Bristol Braille Technology

Experiences with Braille


I had a very unhappy childhood and books became my way of escaping. “Kidnapped”,Dr Who, Thor and Superman. The Iliad and stories of the Vikings. Fantasy and science fiction. I learnt of Ancient Egypt and the Prehistory of Avery and Stonehenge. I read and read and the pages would open up new worlds to me and stretch my imagination to the farthest reaches of the galaxy and beyond. I traveled in time and space. When I became blind and also hearing impaired I decided to teach myself Braille. It took me nearly a year to struggle through the alphabet. But I did it. My fingers slowly began to take the place of my eyes.

My very first Braille book was “Jonathan Livingston Seagull”. It was a child’s novella really and I was in my 30’s then. But that did not matter. It took me an three hours to struggle through just one page and 2 month to finish the single Braille volume. And I was so proud and happy. I now had a way of continuing to read even if I became totally blind and totally deaf.

Now I can sit back and my fingers skim the dots with ease so that I am barely aware of individual letters any more. As I feel rapidly along the lines the words form in my mind without any effort. The world of books lies open to me. They offer me a place where I can learn and grow. Where I can relax or thrill to an epic space battle or where magic explodes out off the pages. Reading Braille is a freedom which breaks through the barriers created by my disability that I have had since birth. Braille is freedom.

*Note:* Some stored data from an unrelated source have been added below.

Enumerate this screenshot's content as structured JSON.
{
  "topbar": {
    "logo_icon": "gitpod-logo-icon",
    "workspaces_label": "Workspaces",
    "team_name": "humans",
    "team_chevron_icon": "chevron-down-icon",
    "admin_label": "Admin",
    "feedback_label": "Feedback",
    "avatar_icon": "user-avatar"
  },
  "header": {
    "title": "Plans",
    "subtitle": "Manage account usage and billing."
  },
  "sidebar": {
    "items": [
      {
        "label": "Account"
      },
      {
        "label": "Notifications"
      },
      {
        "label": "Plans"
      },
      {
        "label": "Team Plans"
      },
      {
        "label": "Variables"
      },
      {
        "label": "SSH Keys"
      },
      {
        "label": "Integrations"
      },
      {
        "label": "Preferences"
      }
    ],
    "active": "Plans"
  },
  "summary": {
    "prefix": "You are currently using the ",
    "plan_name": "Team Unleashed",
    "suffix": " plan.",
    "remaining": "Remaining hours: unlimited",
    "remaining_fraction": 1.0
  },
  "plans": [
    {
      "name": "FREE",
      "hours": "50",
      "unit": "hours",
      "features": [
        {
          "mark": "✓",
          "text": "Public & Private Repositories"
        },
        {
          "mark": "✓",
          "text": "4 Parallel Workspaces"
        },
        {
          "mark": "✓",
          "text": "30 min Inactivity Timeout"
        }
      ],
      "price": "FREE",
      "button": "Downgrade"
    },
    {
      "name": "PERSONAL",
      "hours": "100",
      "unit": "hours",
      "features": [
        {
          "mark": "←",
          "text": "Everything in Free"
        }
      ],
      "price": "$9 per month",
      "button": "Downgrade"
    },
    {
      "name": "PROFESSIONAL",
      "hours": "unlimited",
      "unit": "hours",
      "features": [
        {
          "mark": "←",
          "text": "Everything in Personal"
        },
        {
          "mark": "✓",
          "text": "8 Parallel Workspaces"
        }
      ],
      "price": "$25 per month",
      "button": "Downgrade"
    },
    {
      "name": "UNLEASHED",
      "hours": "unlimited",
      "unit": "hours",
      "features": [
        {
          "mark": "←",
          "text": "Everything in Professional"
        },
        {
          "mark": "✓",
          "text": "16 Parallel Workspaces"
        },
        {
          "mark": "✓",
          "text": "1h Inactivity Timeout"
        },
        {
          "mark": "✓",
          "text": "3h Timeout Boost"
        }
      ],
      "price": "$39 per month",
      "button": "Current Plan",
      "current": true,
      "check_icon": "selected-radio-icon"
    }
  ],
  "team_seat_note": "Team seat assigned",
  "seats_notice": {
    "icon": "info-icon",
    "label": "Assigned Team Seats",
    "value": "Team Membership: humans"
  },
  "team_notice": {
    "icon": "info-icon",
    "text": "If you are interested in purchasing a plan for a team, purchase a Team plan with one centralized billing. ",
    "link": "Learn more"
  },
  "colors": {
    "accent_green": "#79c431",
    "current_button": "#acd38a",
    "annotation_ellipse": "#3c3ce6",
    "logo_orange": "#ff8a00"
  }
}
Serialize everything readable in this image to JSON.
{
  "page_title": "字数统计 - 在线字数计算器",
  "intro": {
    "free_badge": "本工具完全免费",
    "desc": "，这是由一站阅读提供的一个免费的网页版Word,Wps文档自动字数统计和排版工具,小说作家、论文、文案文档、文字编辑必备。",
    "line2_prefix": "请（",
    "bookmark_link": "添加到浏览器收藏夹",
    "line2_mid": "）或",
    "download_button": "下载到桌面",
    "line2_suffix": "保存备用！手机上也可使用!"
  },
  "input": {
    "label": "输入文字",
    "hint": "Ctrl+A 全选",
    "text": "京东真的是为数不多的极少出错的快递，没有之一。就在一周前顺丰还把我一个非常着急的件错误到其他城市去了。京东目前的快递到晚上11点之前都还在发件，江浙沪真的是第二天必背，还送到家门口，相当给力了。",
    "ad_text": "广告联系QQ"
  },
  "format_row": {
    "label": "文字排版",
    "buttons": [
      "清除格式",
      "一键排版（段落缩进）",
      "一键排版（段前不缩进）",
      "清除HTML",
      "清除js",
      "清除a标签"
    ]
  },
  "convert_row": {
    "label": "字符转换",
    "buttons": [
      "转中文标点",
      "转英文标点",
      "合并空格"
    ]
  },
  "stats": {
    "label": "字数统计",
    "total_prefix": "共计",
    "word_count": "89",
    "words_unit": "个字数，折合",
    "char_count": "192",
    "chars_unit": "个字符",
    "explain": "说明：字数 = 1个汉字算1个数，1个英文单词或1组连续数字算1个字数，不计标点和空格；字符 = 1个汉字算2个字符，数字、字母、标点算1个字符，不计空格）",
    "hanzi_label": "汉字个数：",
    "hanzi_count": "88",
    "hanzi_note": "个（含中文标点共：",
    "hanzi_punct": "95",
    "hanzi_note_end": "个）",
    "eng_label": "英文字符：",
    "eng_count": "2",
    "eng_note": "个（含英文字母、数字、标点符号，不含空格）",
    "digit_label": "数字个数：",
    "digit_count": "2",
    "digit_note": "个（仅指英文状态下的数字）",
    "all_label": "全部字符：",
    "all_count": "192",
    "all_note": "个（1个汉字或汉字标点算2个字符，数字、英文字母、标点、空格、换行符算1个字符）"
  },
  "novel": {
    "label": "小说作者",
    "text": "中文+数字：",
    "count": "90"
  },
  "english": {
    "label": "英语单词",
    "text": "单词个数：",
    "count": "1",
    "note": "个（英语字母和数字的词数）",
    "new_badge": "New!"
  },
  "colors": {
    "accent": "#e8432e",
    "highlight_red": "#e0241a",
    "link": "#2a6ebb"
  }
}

My only complaint is the severe limitations of Braille books that are available. only 7% of printed books are available in Braille, large print or audio titles. Of those less than roughly 2% of all printed books are available in Braille alone.

It is a tiny proportion of books in print. Imagine going into any bookshop on the High Street and there are shelves and shelves of printed books on display and you are told. Sorry, no you cannot have this one, or that one.. no nor that one either. This little one here on the very back shelf is the only one available in Braille. Well actually not even the whole book. Here are just a few pages. And by the way you will have to pay far more than the cost of the full printed paperback for it!. There is a good chance that it is not even on a subject you are interested in. Anyone would find that frustrating to say the least.

I believe all visually impaired and dual sensory impaired people should be able to read any book they want in the same way someone sighted can. On the same day, for the same price as anyone else and in the comfort of my own home with a nice cup of coffee on the table next to them…. The same as anyone else.

What is needed is a readily available means of converting printed material into Braille in your own home. There are literally thousands of printed books over a wide range of subjects available for free online for example. From the Guttenburg Library to name just one source. But these are in print.

What is needed is a Braille display that works with any computer that will convert the print on the screen to tactile Braille dots. Not the current Refreshable Braille readers that can easily cost over £6000 to which is added another £1000 or more for the special software to run it. Most visually impaired/ dual sensory people can never afford anything like that. We are desperate for a means of accessing Braille at home that is affordable to everyone regardless of their income. We need refreshable Braille displays which are in the process of being developed in Bristol for about £200 only and which will work with free reading software.

Braille frees the mind and the spirit and if printed material of all kinds was more readily open to us there would be a huge upsurge of interest in learning Braille. There are so few Braille readers simply because even though RNIB does it best there is such a major shortage of Braille titles available and most of them are now old. Braille can be far more than just something to use for the quick shopping list. It has the potential to open up the world and to let the imagination roam where it will. To boldly go where no blind readers have gone before. To have freedom of choice the same as any sighted reader. I want to be able to read in Braille what I want when I want and where I want. That is my dream.